Telework has evolved in recent decades into a new way of organising work.1 The novelty of this is that services are provided online from various locations outside the physical environment of an organization via new communication technologies. On the other hand, the telework is associated with the economic development through the creation of enterprising networks (Moon, 2007; Siha & Monroe, 2006) and the regional development (Roca Pulido & Martínez López, 2006). On the other hand, telework is associated with internal flexibility (Martinez Sanchez et al., 2006; Taskin, 2007; 2008) and has given rise to organisational innovations including the creation of connected networks – networks that have taken on an important role in ensuring the response capacity of all types of organisations2. Telework promotes two dimensions of horizontal structures: on the one hand, it reduces the number of intermediate hierarchical levels within an organisation by making communications between the central operational nucleus and work designers and planners more direct; on the other hand, it reduces hierarchies between organisations by creating collaborative networks of which they all form a part, and by making increased and improved use of the capabilities and potentials of the organisations themselves. The analysis of the inter-organizational relations and their relationship with the economic structures has been studied from various angles: the exchange of capital, personnel and information between organization (Aldrich & Mardsen, 1988), the networks of scientific collaboration and their efficacy (Uzzi & Spiro, 2005) or the network and collective action (Flores, Koster, Lindler & Molina, 2012).

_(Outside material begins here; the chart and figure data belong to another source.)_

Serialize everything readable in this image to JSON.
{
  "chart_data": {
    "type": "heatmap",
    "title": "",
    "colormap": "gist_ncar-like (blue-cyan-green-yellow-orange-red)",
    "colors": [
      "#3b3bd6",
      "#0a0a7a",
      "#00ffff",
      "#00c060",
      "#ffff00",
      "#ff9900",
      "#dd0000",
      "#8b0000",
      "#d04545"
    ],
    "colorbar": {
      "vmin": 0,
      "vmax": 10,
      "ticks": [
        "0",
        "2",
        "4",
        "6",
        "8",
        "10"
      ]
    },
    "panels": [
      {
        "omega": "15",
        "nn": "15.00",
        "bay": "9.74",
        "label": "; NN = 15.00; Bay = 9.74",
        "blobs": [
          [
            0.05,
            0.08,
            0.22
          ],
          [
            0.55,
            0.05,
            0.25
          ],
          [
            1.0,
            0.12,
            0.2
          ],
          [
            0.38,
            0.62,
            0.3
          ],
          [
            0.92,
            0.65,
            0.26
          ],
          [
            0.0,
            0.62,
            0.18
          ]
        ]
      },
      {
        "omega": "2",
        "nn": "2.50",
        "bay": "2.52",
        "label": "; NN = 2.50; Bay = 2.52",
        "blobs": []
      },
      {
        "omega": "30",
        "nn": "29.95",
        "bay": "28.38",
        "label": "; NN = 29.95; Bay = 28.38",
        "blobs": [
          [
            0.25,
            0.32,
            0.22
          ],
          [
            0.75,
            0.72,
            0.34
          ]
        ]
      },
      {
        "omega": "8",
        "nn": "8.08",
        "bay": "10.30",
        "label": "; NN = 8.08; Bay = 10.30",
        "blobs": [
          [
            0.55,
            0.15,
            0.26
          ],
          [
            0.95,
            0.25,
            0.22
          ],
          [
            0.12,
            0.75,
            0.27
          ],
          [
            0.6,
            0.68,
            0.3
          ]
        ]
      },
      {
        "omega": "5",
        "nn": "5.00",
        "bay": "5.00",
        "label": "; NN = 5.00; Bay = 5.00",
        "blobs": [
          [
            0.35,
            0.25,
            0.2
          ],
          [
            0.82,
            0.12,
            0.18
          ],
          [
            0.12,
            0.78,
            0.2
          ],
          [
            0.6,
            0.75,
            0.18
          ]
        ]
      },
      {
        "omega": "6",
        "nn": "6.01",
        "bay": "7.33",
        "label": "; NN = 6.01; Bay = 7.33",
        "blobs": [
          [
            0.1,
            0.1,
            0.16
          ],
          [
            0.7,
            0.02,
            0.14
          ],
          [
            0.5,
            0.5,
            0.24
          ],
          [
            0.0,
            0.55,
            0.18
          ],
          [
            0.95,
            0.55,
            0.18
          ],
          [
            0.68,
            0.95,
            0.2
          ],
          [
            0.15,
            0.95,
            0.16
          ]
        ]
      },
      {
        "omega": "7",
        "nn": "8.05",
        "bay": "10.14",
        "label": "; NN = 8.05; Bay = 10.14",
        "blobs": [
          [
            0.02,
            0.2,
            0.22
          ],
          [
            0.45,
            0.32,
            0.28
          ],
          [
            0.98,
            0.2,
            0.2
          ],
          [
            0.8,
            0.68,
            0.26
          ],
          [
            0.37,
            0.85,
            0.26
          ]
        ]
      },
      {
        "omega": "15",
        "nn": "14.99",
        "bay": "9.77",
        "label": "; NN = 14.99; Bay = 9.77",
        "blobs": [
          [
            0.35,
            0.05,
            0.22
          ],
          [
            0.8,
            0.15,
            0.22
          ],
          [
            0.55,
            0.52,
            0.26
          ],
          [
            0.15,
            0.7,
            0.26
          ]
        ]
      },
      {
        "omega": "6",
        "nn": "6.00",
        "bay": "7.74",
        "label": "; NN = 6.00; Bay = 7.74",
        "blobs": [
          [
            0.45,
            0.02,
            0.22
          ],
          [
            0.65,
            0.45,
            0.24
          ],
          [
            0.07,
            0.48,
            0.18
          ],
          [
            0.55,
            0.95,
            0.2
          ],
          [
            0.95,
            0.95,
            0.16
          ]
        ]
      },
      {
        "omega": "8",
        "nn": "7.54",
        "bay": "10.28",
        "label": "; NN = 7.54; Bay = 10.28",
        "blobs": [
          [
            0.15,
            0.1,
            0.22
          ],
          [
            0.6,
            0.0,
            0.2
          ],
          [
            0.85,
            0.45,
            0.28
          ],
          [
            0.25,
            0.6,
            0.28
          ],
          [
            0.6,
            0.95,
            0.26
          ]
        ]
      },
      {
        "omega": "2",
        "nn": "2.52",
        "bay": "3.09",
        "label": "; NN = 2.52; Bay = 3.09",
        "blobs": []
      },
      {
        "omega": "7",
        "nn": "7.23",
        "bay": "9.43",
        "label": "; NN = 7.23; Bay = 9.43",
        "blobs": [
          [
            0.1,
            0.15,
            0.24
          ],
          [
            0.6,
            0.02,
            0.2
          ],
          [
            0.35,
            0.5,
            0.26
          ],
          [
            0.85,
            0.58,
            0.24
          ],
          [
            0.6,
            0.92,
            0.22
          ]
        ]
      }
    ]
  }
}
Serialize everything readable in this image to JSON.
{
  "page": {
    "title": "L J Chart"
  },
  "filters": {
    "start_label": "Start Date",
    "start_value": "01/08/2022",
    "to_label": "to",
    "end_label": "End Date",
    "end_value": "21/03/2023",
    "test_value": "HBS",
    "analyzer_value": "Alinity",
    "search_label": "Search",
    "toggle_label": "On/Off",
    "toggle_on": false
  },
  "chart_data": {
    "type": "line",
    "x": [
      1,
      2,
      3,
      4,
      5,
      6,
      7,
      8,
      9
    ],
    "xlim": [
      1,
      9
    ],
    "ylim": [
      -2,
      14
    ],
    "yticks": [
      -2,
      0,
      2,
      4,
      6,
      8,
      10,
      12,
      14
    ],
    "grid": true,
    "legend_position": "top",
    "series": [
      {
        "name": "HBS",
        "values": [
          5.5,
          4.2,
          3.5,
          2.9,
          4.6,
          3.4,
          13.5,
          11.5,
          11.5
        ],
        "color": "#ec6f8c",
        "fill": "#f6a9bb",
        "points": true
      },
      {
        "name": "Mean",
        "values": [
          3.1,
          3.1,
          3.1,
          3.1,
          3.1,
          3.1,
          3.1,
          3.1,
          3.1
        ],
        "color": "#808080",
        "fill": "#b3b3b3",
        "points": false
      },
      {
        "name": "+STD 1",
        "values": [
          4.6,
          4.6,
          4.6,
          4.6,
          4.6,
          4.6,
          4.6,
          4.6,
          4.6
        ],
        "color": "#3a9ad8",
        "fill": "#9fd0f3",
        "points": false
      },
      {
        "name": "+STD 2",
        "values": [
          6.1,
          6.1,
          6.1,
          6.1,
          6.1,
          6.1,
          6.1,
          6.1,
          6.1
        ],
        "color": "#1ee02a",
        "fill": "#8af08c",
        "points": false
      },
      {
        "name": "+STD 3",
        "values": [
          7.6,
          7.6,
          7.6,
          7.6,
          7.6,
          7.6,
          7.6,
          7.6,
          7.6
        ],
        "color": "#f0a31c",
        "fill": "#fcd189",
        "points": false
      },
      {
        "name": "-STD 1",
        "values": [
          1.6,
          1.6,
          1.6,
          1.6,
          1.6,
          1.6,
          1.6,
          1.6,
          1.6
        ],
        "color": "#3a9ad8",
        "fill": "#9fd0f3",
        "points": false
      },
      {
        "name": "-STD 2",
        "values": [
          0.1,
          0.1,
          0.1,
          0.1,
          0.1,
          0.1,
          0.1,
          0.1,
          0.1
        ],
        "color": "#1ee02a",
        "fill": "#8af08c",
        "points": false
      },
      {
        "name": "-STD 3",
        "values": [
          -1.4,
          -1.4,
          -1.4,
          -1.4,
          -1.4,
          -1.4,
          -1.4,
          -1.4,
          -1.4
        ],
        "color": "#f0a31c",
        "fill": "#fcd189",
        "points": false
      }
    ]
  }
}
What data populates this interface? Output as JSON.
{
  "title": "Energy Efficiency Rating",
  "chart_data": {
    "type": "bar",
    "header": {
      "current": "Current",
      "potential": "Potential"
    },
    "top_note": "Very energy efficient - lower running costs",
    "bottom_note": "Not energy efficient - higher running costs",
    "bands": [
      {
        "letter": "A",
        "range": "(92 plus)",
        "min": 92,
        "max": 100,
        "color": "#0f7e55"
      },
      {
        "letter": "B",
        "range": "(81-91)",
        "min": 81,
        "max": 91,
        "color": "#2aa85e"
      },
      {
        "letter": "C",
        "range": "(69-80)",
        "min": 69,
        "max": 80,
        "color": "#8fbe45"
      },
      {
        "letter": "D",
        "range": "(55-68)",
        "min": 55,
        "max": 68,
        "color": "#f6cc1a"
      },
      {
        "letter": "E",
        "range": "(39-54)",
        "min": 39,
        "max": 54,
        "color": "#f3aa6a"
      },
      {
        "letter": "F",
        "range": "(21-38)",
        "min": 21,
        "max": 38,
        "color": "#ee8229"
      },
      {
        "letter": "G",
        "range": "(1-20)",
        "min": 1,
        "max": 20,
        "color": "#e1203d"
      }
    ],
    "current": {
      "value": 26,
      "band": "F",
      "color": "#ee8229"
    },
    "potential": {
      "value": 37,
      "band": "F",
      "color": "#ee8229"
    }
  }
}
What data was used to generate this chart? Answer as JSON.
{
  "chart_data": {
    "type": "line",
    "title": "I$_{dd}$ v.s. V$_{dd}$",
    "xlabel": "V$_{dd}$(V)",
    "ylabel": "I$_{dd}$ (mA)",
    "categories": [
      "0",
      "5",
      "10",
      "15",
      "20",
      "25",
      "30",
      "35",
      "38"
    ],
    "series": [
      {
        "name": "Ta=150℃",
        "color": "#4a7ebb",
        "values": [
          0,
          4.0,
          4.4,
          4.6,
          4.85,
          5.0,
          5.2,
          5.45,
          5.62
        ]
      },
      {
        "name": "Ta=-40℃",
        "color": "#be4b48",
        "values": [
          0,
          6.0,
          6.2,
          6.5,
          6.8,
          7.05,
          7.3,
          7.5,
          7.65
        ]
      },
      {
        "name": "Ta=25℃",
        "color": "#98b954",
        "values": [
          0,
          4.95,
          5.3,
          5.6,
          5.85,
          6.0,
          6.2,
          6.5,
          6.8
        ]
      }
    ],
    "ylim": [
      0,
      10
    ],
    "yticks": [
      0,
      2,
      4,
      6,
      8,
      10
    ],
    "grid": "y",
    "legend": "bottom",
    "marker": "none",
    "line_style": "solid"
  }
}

In organisations which have adopted network systems, telecommuting can, in principle, be considered a new type of organisational logic that further accelerates the return on the resources employed – one that makes different use of space and time variables than in traditional organisations. However, some authors question whether telecommuting, or more generally, telematic and computerised procedures used as tools, constitutes a real break from traditional work organisation structures, as suggested by Baethge and Oberbeck (1995) in their article on office work. Networked telework – at least in its most widespread form in asymmetric networks – does not threaten to replace the constituent elements of the old logic of work organisation described by Martin Artiles (1999), i.e. process automation, the dominance of the logic of time economy, the primacy of quantity over quality, product uniformity, and the standardisation of operations.